Chemical Defense of Leaf Beetles (Dr. Antje Burse)

Introduction

Beetles have used plants as a food source for about 230 million years, which has contributed to reciprocal adaptation and the enormous biodiversity that is found today in both organism groups. Phytophagous species account for more than double the non-herbivorous taxa. This disparity became especially pronounced with the increasing diversity of angiosperms in the post-Cretaceous period. In response to herbivores, plants developed several morphological and biochemical adaptations which allowed them to wage a kind of chemical warfare; one strategy of this war was based on toxic secondary metabolite production, storage and eventually release. As some insects became adapted to these metabolites, interactions between the two organism groups occasionally led to highly specific relationships.
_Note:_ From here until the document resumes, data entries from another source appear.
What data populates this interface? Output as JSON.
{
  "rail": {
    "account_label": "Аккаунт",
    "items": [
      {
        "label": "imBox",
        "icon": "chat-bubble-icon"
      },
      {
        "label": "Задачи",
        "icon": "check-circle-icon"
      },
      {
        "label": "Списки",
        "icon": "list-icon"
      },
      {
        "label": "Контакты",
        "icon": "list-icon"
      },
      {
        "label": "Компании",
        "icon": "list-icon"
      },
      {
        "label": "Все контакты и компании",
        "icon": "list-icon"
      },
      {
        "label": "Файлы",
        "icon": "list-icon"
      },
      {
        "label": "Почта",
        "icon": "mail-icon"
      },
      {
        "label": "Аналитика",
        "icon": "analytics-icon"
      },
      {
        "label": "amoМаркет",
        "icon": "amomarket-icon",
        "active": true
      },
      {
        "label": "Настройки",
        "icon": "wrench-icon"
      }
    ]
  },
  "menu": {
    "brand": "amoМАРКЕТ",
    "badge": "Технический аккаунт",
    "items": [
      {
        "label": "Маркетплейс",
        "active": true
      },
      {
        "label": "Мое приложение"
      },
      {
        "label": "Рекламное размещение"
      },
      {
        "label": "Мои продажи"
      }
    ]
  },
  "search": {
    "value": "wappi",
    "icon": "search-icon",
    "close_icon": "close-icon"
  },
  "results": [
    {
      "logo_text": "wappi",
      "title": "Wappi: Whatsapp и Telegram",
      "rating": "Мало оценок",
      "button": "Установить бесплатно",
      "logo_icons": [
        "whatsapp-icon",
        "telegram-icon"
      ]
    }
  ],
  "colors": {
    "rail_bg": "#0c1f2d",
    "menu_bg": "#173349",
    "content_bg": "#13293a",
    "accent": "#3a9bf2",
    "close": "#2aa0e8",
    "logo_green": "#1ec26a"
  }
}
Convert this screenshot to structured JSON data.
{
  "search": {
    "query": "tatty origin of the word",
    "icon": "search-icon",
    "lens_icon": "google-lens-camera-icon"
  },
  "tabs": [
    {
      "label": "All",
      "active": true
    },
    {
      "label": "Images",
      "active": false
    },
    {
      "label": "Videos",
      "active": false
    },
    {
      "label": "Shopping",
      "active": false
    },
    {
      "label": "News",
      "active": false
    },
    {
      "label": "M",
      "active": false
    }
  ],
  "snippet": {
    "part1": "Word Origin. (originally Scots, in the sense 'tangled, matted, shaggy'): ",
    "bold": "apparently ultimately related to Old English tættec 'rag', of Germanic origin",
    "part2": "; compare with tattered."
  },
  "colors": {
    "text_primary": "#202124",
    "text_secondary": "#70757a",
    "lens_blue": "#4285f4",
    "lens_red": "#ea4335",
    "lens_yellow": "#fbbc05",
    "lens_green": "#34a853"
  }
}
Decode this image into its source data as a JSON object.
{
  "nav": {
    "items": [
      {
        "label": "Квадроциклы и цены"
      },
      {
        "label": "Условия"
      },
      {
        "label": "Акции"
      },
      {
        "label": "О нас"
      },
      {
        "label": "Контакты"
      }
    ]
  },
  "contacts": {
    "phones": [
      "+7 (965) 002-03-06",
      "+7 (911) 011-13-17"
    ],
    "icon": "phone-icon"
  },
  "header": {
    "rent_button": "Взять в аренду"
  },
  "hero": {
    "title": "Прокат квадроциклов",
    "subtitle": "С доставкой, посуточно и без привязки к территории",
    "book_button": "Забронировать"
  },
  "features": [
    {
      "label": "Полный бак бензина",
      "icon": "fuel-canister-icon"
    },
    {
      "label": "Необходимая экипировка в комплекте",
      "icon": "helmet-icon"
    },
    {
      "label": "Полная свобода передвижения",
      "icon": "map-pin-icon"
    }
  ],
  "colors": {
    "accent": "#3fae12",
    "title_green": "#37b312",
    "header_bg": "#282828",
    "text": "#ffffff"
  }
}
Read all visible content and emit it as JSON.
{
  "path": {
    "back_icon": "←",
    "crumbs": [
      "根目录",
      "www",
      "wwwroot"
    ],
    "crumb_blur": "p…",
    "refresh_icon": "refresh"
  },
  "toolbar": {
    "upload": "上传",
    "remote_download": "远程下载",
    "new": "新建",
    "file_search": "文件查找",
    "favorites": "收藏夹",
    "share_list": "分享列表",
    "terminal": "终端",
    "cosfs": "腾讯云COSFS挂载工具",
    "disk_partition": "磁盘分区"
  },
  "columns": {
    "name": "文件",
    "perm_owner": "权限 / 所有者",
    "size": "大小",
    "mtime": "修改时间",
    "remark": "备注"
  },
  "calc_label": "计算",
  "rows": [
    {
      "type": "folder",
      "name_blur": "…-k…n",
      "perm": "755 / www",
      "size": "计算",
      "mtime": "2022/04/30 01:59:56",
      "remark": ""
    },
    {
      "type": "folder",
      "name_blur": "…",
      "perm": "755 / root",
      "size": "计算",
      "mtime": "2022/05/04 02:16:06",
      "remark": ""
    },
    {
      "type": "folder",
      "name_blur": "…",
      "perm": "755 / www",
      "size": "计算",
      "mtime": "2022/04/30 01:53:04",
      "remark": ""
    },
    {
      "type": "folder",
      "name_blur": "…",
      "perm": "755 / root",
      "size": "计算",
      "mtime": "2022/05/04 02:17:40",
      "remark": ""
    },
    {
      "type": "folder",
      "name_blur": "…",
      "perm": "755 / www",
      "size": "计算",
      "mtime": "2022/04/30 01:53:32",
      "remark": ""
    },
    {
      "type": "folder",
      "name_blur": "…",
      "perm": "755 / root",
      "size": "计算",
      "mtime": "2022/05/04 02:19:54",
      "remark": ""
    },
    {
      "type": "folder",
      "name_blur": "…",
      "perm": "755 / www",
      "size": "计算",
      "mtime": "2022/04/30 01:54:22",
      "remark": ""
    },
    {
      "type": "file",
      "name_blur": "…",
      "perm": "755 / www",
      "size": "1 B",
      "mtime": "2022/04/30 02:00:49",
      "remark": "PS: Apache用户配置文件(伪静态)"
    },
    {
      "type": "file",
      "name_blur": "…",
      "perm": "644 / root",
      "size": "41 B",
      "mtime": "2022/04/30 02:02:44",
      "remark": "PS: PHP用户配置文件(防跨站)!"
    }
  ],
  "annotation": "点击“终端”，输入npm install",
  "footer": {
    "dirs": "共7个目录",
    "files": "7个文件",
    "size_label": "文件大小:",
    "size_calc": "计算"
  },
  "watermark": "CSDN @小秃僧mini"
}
Beetle species manly feeding on green plant parts are combined in the taxon Phytophaga that includes Curculionoidea and Chrysomeloidea. The latter combine Cerambycidae and the Chrysomelidae sensu latu. In our projects we are focusing on the Chrysomelidae with special emphasis on the subtribe Chrysomelina where all developmental stages – from eggs to adults – are chemically protected against predators.

In certain cases the defensive compounds are stored in specialized structures of the body and used to repel predators, such as in the larvae. The latter possess nine pairs of defensive glands on the last two thoracic and first seven abdominal tergites. Each of the exocrine glands is composed of many secretory cells which are attached to a large reservoir. When the larvae are stimulated, they emit secretions from the tips of the glandular tubercles. As soon as the disturbance is over, the secretions are sucked back into the reservoir. The anti-predatory effect of the secretions can be attributed either to autogenously synthesized defensive compounds or to sequestered plant-derived glucosides converted within the reservoir by a few enzymatic reactions into deterrents.

Larva of Chrysomela populi with
droplets of secretion.

Defensive system
of Chrysomela populi.

According to phylogenetic analyses of Chrysomelina species by Termonia et al. (2001)1, archetype beetles are currently considered to produce their repulsive compounds de novo (e.g. iridoid monoterpenes), while more advanced species sequester and process aromatic plant constituents (e.g. salicin to salicylaldehyde) or use a mixed insect-plant route of synthesis (e. g. esterification of de novo synthesized butyric acids by alcohols retrieved from the plant).

A combination of the above-described strategies of allomone production with the host plant families mirrors the reciprocal adaptation of Chrysomelina beetles to their hosts. Species synthesizing the deterrents de novo feed on different plant families, such as Brassicaceae or Polygonaceae. In contrast, Chrysomelina members whose larvae sequester salicin are adapted exclusively to Salicaceae. Larvae of Chrysomela lapponica sequester a blend of glucosidically bound leaf alcohols. It is remarkable that this species has developed allopatric populations which colonize salicaceous and betulaceaous plants that effect the composition of the defensive secretion.


Maximum parsimony reconstruction of the evolution of Chrysomelina considering the synthesis of deterrents in the defensive glands of the larvae (A-C) and the host plant’s affiliations (D) (adapted from 1Termonia et al.2001, PNAS 98:3909)

Due to the different stages of host plant dependence of the chemical defense, the subtribe Chrysomelina represents an excellent model system to discover factors that interfere with co-evolution of insects and plants. To address these questions, the tight interplay of molecular, analytical and chemical techniques is essential for us.